Wie ein selbstbestimmtes Lebensende aussehen kann und welche ethischen Fragen der assistierte Suizid aufwirft, haben am Mittwoch Vertreterinnen und Vertreter kirchlicher und diakonischer Einrichtungen bei einer digitalen Konferenz diskutiert. Einig war man sich, dass sehr aufmerksam und einfühlsam gehandelt werden müsse, wenn ein alter Mensch den Wunsch äußert, sterben zu wollen.

Verschiedene Arten der Sterbehilfe werden häufig verwechselt

Helena Armbrecht, Geschäftsführerin des Fachverbands Altenhilfe der Diakonie, wies darauf hin, dass in der öffentlichen Wahrnehmung die verschiedenen Arten der Sterbehilfe immer wieder durcheinandergebracht würden. Der seit 2020 in Deutschland rechtlich mögliche assistierte Suizid sei nicht der Fall, in dem "jemand mit der Spritze kommt und ein tödliches Medikament verabreicht". Dies sei als aktive Sterbehilfe weiterhin in Deutschland verboten. Bezüglich des assistierten Suizids, bei dem ein entsprechendes Medikament durch Mediziner zur Verfügung gestellt und von den Betroffenen selbst eingenommen wird, fehle es bisher aber an konkreten Regelungen. So sei es kaum möglich, an die benötigten Medikamente zu kommen, Anträge würden in den meisten Fällen abgelehnt.

"Beim Thema Lebensende kochen viele Emotionen hoch", sagte die Fürther Pfarrerin Stefanie Schardien bei ihrem Vortrag über ethische Überlegungen zum assistierten Suizid. Oft würden die Argumentationen für Selbstbestimmung und für Lebensschutz als unvereinbar gegenübergestellt. Dabei sehe der christliche Blick auf den Menschen diese Gegenüberstellung "nicht so vor".

Der Mensch als Ebenbild Gottes "erlebt sein Leben als von Gott gegeben und geschützt und soll zugleich über sein Handeln selbst und frei bestimmen".

Doch was ist der freie Wille einer Person?

Schwierig werde es bei der Frage, was genau der freie Wille einer Person sei, sagte Schardien. So habe das Urteil des Bundesverfassungsgerichts vernachlässigt, dass Menschen auch immer sozial und kommunikativ eingebunden seien. Wie alt Menschen sind, welchen Bildungsgrad sie haben oder wie Verwandte zu dem Thema stehen, habe Auswirkungen auf den Grad der Selbstbestimmung bei einer Entscheidung über das Lebensende.

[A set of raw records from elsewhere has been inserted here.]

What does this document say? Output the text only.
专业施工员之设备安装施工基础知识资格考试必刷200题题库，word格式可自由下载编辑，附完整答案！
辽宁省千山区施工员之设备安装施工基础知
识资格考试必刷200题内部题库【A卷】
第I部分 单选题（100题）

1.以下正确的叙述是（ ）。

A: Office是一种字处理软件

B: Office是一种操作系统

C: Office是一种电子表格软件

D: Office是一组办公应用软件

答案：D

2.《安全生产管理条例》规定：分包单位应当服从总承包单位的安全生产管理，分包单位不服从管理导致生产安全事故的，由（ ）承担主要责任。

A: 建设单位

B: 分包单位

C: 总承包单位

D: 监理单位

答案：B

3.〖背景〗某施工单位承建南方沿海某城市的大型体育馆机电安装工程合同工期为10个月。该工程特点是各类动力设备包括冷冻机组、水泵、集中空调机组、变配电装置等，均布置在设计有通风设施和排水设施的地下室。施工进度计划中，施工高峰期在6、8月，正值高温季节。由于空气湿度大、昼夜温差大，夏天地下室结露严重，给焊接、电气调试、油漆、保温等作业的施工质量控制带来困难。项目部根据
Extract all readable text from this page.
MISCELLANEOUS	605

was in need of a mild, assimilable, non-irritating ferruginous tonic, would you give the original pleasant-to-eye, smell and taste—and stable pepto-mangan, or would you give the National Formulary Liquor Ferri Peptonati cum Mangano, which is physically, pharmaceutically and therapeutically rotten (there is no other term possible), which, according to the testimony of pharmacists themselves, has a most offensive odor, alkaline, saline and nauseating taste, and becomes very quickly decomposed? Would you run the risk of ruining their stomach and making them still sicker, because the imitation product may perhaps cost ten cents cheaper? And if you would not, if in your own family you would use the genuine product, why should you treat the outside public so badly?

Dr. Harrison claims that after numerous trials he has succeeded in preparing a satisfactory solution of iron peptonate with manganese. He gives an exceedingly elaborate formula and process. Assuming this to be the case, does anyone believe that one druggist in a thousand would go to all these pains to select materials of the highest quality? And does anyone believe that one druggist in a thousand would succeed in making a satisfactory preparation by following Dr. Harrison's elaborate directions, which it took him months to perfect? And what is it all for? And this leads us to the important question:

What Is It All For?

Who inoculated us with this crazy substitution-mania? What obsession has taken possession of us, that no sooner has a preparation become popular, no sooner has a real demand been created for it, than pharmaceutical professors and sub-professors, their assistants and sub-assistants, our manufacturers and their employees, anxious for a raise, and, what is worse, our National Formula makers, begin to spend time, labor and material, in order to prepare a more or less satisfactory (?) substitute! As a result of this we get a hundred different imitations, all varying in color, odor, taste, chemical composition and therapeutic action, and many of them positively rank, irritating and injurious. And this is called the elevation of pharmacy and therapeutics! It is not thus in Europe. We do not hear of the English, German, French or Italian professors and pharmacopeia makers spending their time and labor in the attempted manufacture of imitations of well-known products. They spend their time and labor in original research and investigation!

Die Gerontopsychologin Eva-Marie Kessler von der Medical School Berlin erklärte in ihrem Vortrag, dass es wenig Forschung zum Thema Lebensüberdruss, Todeswunsch und Suizidalität im Alter gebe. Gesellschaftlich würden diese Themen oft normalisiert und stillschweigend akzeptiert. Dahinter stehe die kulturell tief verankerte Auffassung, "dass das Leben im Alter nicht gut ist". Für eine bessere Suizidprävention müsse sich das Bild vom Alter grundlegend ändern.

Und die Rolle kirchlicher und diakonischer Einrichtungen?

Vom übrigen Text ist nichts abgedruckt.